I thought I'd kick around a few ideas for a logline for my blog. These are my attempts so far:

A middle aged cancer survivor decides to treat her illness as a wake up call and sets about completely revamping her life into what she once hoped it would be.

A middle aged cancer survivor comes to realise that the last time she was truly happy in her own skin was as an independent, idiosyncratic girl, and sets about recapturing the essence of that time.

Following a cancer diagnosis a woman comes to realise that deferred gratification is a load of bollocks and so, with resistance from those around her, she sets about changing her life.


I quite enjoyed the exercise. I'm going to apply it to the novel that I'm currently trying to crunch out.

Tuesday, July 04, 2006

My training for freedom programme

I'm getting my son to do some chores around the house, he won't entertain a summer job as he wants to get his golf handicap down. His handicap's been cut to six from eight in two weeks of concentrated playing after school. He hopes to be in striking distance of four by the end of the summer. I suppose I shouldn't complain, it's a healthy sport and at least I know where he is.

But today I got him to change his bed, and he complained he couldn't "do duvet covers" so I taught him the matching corners/inside out trick. Then I got him to hoover the stairs - I think he's starting to appreciate what it takes to keep this old house clean, let alone walk the dog, shop, cook, do the garden, work for two charities and try to get my photography work off the ground. I'm shooting baby pix at the weekend, a 3 month old boy, with his parents at their flat. It should be fun -I've never photographed such a tiny one before other than family members. He's lively between 10.00am and 11.00am, so I'm going to get there for then.

I'm still working on garden shots for the photographic library,and my new monitor calibration has proved difficult to get just right with theirs. I think mine always had a red bias so I'm having to retrain my eye when I edit.
The more I learn the more it feel like I've still to learn, but I just keep telling myself that I've come along way in a short time. But some of the fun has gone out of it as I'm just really, really critical now. Ansel Adams said you were lucky to take 2 great pix a year, I'm starting to believe him!

Monday, July 03, 2006

Typical!

Sun is blistering down elsewhere in the UK, but we have thunderstorms and rain.
Last night great sheets of lightening light up the sky, I was worried it might hit some of the old beech trees over the road. And the poor dog was a complete basket case - well actually that wrong, he was more of a bed case, as he jumped up beside me and took over three quarters of my side of the bed, he knows not to mess with my husband's side, and then proceeded to shake profusely for the rest of the night.

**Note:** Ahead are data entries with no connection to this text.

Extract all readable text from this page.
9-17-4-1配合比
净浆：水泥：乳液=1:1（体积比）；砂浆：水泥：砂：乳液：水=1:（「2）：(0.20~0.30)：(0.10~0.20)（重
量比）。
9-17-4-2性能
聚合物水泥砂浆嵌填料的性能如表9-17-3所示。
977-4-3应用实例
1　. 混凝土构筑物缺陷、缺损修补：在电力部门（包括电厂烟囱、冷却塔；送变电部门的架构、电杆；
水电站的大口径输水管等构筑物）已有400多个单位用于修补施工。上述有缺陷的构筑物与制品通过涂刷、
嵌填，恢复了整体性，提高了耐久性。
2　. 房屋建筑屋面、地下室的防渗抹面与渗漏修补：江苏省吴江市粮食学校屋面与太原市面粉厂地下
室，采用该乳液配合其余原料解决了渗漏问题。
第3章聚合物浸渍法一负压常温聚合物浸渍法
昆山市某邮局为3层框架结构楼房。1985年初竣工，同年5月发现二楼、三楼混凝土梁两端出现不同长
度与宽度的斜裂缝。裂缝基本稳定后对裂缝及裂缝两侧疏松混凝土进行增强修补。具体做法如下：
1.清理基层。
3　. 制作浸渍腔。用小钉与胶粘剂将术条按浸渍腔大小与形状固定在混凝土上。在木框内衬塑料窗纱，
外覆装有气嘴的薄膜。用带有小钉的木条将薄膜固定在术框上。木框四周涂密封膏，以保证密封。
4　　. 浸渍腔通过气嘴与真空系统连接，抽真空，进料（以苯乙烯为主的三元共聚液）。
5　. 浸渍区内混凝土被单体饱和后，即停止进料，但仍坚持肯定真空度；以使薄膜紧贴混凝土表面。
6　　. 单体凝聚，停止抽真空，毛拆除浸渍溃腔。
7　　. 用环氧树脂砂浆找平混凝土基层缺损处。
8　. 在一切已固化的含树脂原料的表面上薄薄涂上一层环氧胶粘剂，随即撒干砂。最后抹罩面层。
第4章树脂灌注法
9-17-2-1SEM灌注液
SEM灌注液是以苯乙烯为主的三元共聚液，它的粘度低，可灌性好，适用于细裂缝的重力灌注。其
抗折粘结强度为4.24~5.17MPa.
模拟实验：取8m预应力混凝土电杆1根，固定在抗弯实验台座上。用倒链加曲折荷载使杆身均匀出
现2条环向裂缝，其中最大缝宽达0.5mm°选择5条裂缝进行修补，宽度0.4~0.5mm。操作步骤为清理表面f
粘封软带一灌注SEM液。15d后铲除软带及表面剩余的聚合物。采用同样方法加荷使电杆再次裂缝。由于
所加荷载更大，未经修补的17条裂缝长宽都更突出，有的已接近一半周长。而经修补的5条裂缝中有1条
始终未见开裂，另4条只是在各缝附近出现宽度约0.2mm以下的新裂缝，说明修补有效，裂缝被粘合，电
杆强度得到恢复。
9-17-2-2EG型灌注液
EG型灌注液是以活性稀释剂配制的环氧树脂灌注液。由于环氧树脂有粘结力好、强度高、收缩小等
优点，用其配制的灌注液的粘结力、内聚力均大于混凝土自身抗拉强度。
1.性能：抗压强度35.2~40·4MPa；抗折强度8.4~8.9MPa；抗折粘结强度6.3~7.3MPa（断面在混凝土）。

Needless to say I'm feeling a little whacked today. My son is home, it's the first day of the summer holidays here, and he's not happy as it's too wet and thundery to golf. My suggestions about looking for gainful summer employment are so far falling on deaf ears!

Saturday was fun as I went to a big party thrown by friends, and we all watched the England\Portugal match. We were even kind to the few poor English souls who were there. (One of them had a hooter, but he was so dejected he hardly used it.)

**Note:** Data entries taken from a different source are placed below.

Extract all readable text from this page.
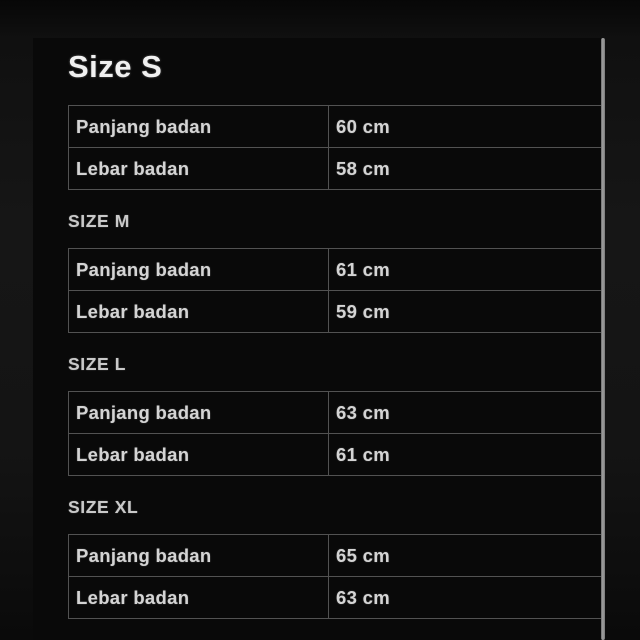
Size S
Panjang badan	60 cm
Lebar badan	58 cm
SIZE M
Panjang badan	61 cm
Lebar badan	59 cm
SIZE L
Panjang badan	63 cm
Lebar badan	61 cm
SIZE XL
Panjang badan	65 cm
Lebar badan	63 cm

Although at the end, when the drinks had kicked in, a few were rather naughty as they sent up loud chorus of "Scolari", he's the Portugal manager, sung to the tune of "Volare".

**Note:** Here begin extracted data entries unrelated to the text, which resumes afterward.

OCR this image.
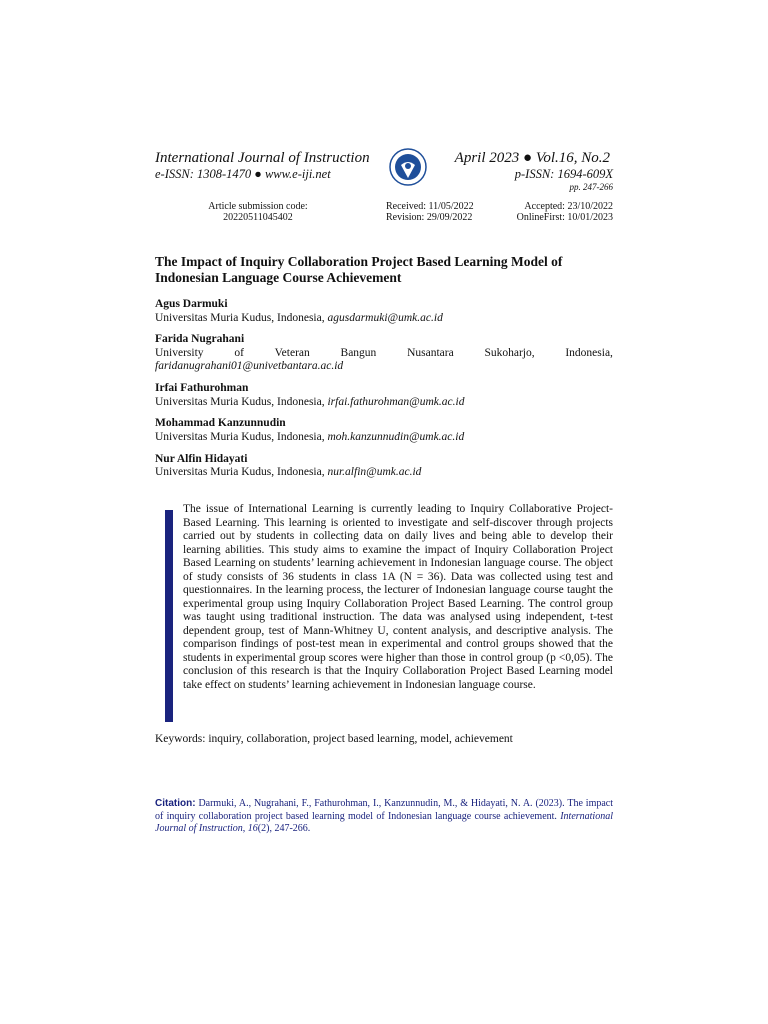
International Journal of Instruction
e-ISSN: 1308-1470 ● www.e-iji.net
April 2023 ● Vol.16, No.2
p-ISSN: 1694-609X
pp. 247-266
Article submission code:
20220511045402
Received: 11/05/2022
Revision: 29/09/2022
Accepted: 23/10/2022
OnlineFirst: 10/01/2023
The Impact of Inquiry Collaboration Project Based Learning Model of Indonesian Language Course Achievement
Agus Darmuki
Universitas Muria Kudus, Indonesia, agusdarmuki@umk.ac.id
Farida Nugrahani
University	of	Veteran	Bangun	Nusantara	Sukoharjo,	Indonesia,
faridanugrahani01@univetbantara.ac.id
Irfai Fathurohman
Universitas Muria Kudus, Indonesia, irfai.fathurohman@umk.ac.id
Mohammad Kanzunnudin
Universitas Muria Kudus, Indonesia, moh.kanzunnudin@umk.ac.id
Nur Alfin Hidayati
Universitas Muria Kudus, Indonesia, nur.alfin@umk.ac.id
The issue of International Learning is currently leading to Inquiry Collaborative Project-Based Learning. This learning is oriented to investigate and self-discover through projects carried out by students in collecting data on daily lives and being able to develop their learning abilities. This study aims to examine the impact of Inquiry Collaboration Project Based Learning on students’ learning achievement in Indonesian language course. The object of study consists of 36 students in class 1A (N = 36). Data was collected using test and questionnaires. In the learning process, the lecturer of Indonesian language course taught the experimental group using Inquiry Collaboration Project Based Learning. The control group was taught using traditional instruction. The data was analysed using independent, t-test dependent group, test of Mann-Whitney U, content analysis, and descriptive analysis. The comparison findings of post-test mean in experimental and control groups showed that the students in experimental group scores were higher than those in control group (p <0,05). The conclusion of this research is that the Inquiry Collaboration Project Based Learning model take effect on students’ learning achievement in Indonesian language course.
Keywords: inquiry, collaboration, project based learning, model, achievement
Citation: Darmuki, A., Nugrahani, F., Fathurohman, I., Kanzunnudin, M., & Hidayati, N. A. (2023). The impact of inquiry collaboration project based learning model of Indonesian language course achievement. International Journal of Instruction, 16(2), 247-266.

Then we all watched young Murray do his thing, which was just amazing. I just hope he keeps it going today.

Better go, don't want to have the pc on while these storms continue as we may get a power surge.

PS Well he didn't keep it going did he? He needs a coach, he was all over the place mentally in the first set. Very disappointing, if I were Roddick I'd be well pissed off at going out to someone who fails to perform in the next round. It's as if he can only function when he knows what to expect of the opposition. Ah the tender age of 19, he's a real man child!